Kayra Otaner:I agree. I mean, continuous integration is not a security practitioner by design. It's a DevOps practitioner. Continuous integration should not include security in a large organization in a proper way. It should be part of another pipeline.
That's the way to go in zero trust message model in advanced level implementation. Ultimately, you want the people to focus on things depending on their unique needs. So a small organization might implement that in the same CI phase, but the road store, the Nirvana point, should be always having that decoupled and people should be aware of that. And I say that statement, having the security in CI is like three between one and five, not more than. I'm very conservative.
Host: Yeah, OK, that's fair. The last one that I want to talk about is use of strong passwords that contain mix of uppercase, lowercase, letters, numbers, symbols, and changing them frequently toward reuse of same passwords.
Kayra Otaner: I mean, the way that we design passwords are for humans. Secrets are for machines or services, right? So if you're talking about passwords for humans, it should always be accompanied by MFA and even like some other advanced passwordless approaches. MFA is a must have. And most people like me, I have been in this space for like 20 years that I have to manage various passwords for various things.

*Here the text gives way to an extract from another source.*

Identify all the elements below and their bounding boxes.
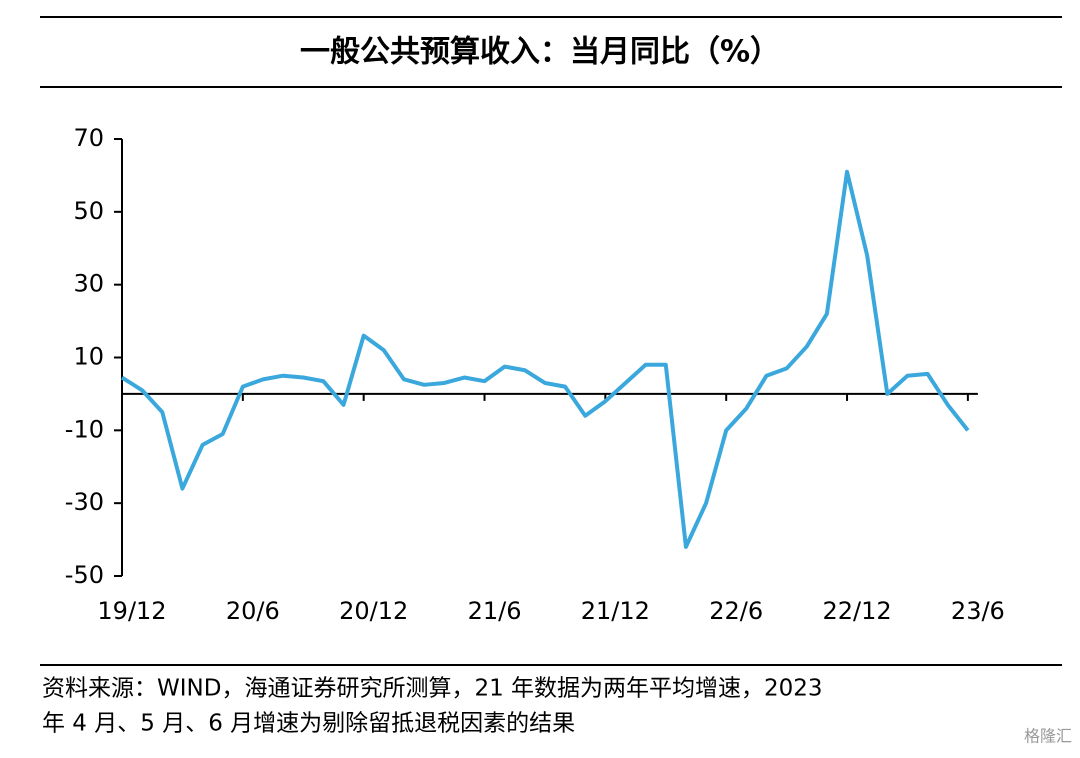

I use password managers. I use password managers that generates like 40 character long, upper case, lower case, digits, symbols, et cetera. That is not easy to guess. It's not easy to build for us. But ultimately, my password manager is protected by a lot of things, including MFA. So the importance of having long passwords from the security developer perspective, yes, we should anticipate and enforce.
I will say minimum 16 digit, 16 character long, alphanumeric password so that we ask people to use password managers with MFA. Without MFA, password manager is not a good idea.

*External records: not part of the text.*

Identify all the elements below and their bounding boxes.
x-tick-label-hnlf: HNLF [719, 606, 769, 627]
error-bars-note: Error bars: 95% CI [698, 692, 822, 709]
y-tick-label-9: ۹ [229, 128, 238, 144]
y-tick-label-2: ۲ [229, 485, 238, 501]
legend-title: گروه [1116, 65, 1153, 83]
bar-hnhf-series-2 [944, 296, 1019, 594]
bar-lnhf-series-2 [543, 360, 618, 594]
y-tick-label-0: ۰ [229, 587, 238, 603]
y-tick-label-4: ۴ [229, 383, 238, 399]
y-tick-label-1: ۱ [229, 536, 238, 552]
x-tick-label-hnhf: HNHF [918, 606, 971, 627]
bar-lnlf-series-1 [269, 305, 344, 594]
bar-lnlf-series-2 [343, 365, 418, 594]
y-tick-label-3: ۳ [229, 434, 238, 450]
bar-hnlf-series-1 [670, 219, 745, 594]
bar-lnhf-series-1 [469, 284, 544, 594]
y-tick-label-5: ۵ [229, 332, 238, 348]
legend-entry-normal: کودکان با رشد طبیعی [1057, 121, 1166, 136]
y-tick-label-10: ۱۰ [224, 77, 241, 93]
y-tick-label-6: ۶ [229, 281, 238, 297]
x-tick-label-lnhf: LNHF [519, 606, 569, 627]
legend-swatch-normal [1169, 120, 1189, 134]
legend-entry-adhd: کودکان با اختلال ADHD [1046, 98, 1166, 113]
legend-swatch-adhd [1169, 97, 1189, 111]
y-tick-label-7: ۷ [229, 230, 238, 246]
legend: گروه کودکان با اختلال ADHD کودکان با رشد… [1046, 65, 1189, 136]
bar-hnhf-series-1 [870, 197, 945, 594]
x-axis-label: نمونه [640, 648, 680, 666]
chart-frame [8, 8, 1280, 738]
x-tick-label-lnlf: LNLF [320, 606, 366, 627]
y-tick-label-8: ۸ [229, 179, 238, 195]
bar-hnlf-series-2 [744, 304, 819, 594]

Host: Makes sense because you have one sort of like database, which is not secure, right? You just have a password to access your database. Then once you have access to the database, then you can go to any service and. You have access to the king.
Kayra Otaner: Certain things, I have a user in database, assume that I'm a developer, that I have a user, then I have a password for that database, and my password is kept in my password manager somewhere that I have to go through MFK. So I can add additional layer to that on top if I put it properly implemented.
Host: Right, right, right. Makes a lot of sense. And that's a great way to end the episode as well. Thank you so much, Kara, for joining. It was lovely to speak with you on multiple topics. Yeah. Thank you. And to our audience, thank you so much for watching. Hope you have learned something new. If you have any questions around security, Share those at scaletozero.com and we'll get those answered by an expert in the security space. See you in the next episode. Thank you.
Kayra Otaner: Thank you. It was a very nice conference. Nice to be here.